I got on the scales recently and found my weight right where it was last time I was a week or so ago. Granted, other numbers say I am building muscle and still feeling very good physically. Even so, it’s daunting to do all the work and not see how she was hoping. Worse still, in my often overactive brain, I immediately moved on to where I could have failed.

What did I eat that I shouldn’t have?

Where did I slack off in my training?

The truth is that for every minute of joy and achievement on this journey for me there is probably 10 or 20 seconds of worry and doubt.

I do enough

I’ve lost enough weight

What if I get off track?

Does it even make a difference?

That brings me to the reaction I had on the bike. It was about the next sentence in which the instructor said, “If you’re on this drive, you’re doing a good job too.”

I had to hear that (as my reaction shows).

Sure, it’s hard.

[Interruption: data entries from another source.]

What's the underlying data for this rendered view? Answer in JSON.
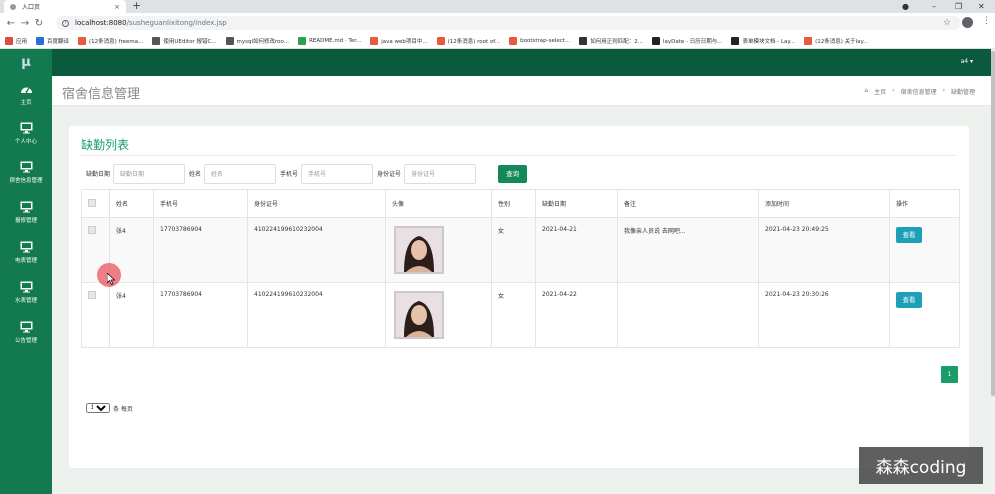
{
  "browser": {
    "tab_title": "入口页",
    "tab_close": "×",
    "new_tab": "+",
    "controls": {
      "minimize": "–",
      "restore": "❐",
      "close": "✕"
    },
    "url_host": "localhost:8080",
    "url_path": "/susheguanlixitong/index.jsp",
    "bookmarks": [
      {
        "label": "应用",
        "color": "#e04b3a"
      },
      {
        "label": "百度翻译",
        "color": "#2b6fd6"
      },
      {
        "label": "(12条消息) freema...",
        "color": "#e85a3c"
      },
      {
        "label": "使用UEditor 报错C...",
        "color": "#555555"
      },
      {
        "label": "mysql如何修改roo...",
        "color": "#555555"
      },
      {
        "label": "README.md · Ter...",
        "color": "#2aa14a"
      },
      {
        "label": "java web项目中...",
        "color": "#e85a3c"
      },
      {
        "label": "(12条消息) root of...",
        "color": "#e85a3c"
      },
      {
        "label": "bootstrap-select...",
        "color": "#e85a3c"
      },
      {
        "label": "如何用正则匹配：2...",
        "color": "#333333"
      },
      {
        "label": "layDate - 日历日期与...",
        "color": "#222222"
      },
      {
        "label": "表单模块文档 - Lay...",
        "color": "#222222"
      },
      {
        "label": "(12条消息) 关于lay...",
        "color": "#e85a3c"
      }
    ]
  },
  "app": {
    "logo": "μ",
    "user_menu": "a4 ▾",
    "sidebar": [
      {
        "label": "主页",
        "icon": "dashboard-icon"
      },
      {
        "label": "个人中心",
        "icon": "monitor-icon"
      },
      {
        "label": "宿舍信息管理",
        "icon": "monitor-icon"
      },
      {
        "label": "报修管理",
        "icon": "monitor-icon"
      },
      {
        "label": "电表管理",
        "icon": "monitor-icon"
      },
      {
        "label": "水表管理",
        "icon": "monitor-icon"
      },
      {
        "label": "公告管理",
        "icon": "monitor-icon"
      }
    ],
    "page_title": "宿舍信息管理",
    "breadcrumb": [
      "主页",
      "宿舍信息管理",
      "缺勤管理"
    ],
    "breadcrumb_sep": "›",
    "list_title": "缺勤列表",
    "filters": [
      {
        "label": "缺勤日期",
        "placeholder": "缺勤日期"
      },
      {
        "label": "姓名",
        "placeholder": "姓名"
      },
      {
        "label": "手机号",
        "placeholder": "手机号"
      },
      {
        "label": "身份证号",
        "placeholder": "身份证号"
      }
    ],
    "query_button": "查询",
    "columns": [
      "姓名",
      "手机号",
      "身份证号",
      "头像",
      "性别",
      "缺勤日期",
      "备注",
      "添加时间",
      "操作"
    ],
    "rows": [
      {
        "name": "张4",
        "phone": "17703786904",
        "id_card": "410224199610232004",
        "gender": "女",
        "absence_date": "2021-04-21",
        "note": "我像亲人员说 去网吧...",
        "added": "2021-04-23 20:49:25",
        "action": "查看"
      },
      {
        "name": "张4",
        "phone": "17703786904",
        "id_card": "410224199610232004",
        "gender": "女",
        "absence_date": "2021-04-22",
        "note": "",
        "added": "2021-04-23 20:30:26",
        "action": "查看"
      }
    ],
    "page_size": "10",
    "page_size_suffix": "条 每页",
    "current_page": "1"
  },
  "watermark": "森森coding",
  "colors": {
    "topbar": "#0b5a3d",
    "sidebar": "#127a4e",
    "accent": "#1a9d68",
    "view_button": "#1e9fb8"
  }
}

Almost anything that’s worth it is. Could i do better Probably. But I’m on my way. The goals are still within reach, and no matter what’s on the scale, my body tells me I will win.

Most of all, I have support from so many places that I cannot fail.

And whether you know it or not, so do you.

Mark Spoor is Senior Health Editor at WebMD. He has spent more than two decades in sports media, working with groups such as the NCAA, NASCAR, and the PGA TOUR. Most weekends, you can find him and his wife Chris cheering on their daughter’s softball team.

While Mark has spent a lot of time with athletes, he’s not, so fitness has always been a challenge. He hopes this endeavor will help him get one step closer to victory in this battle.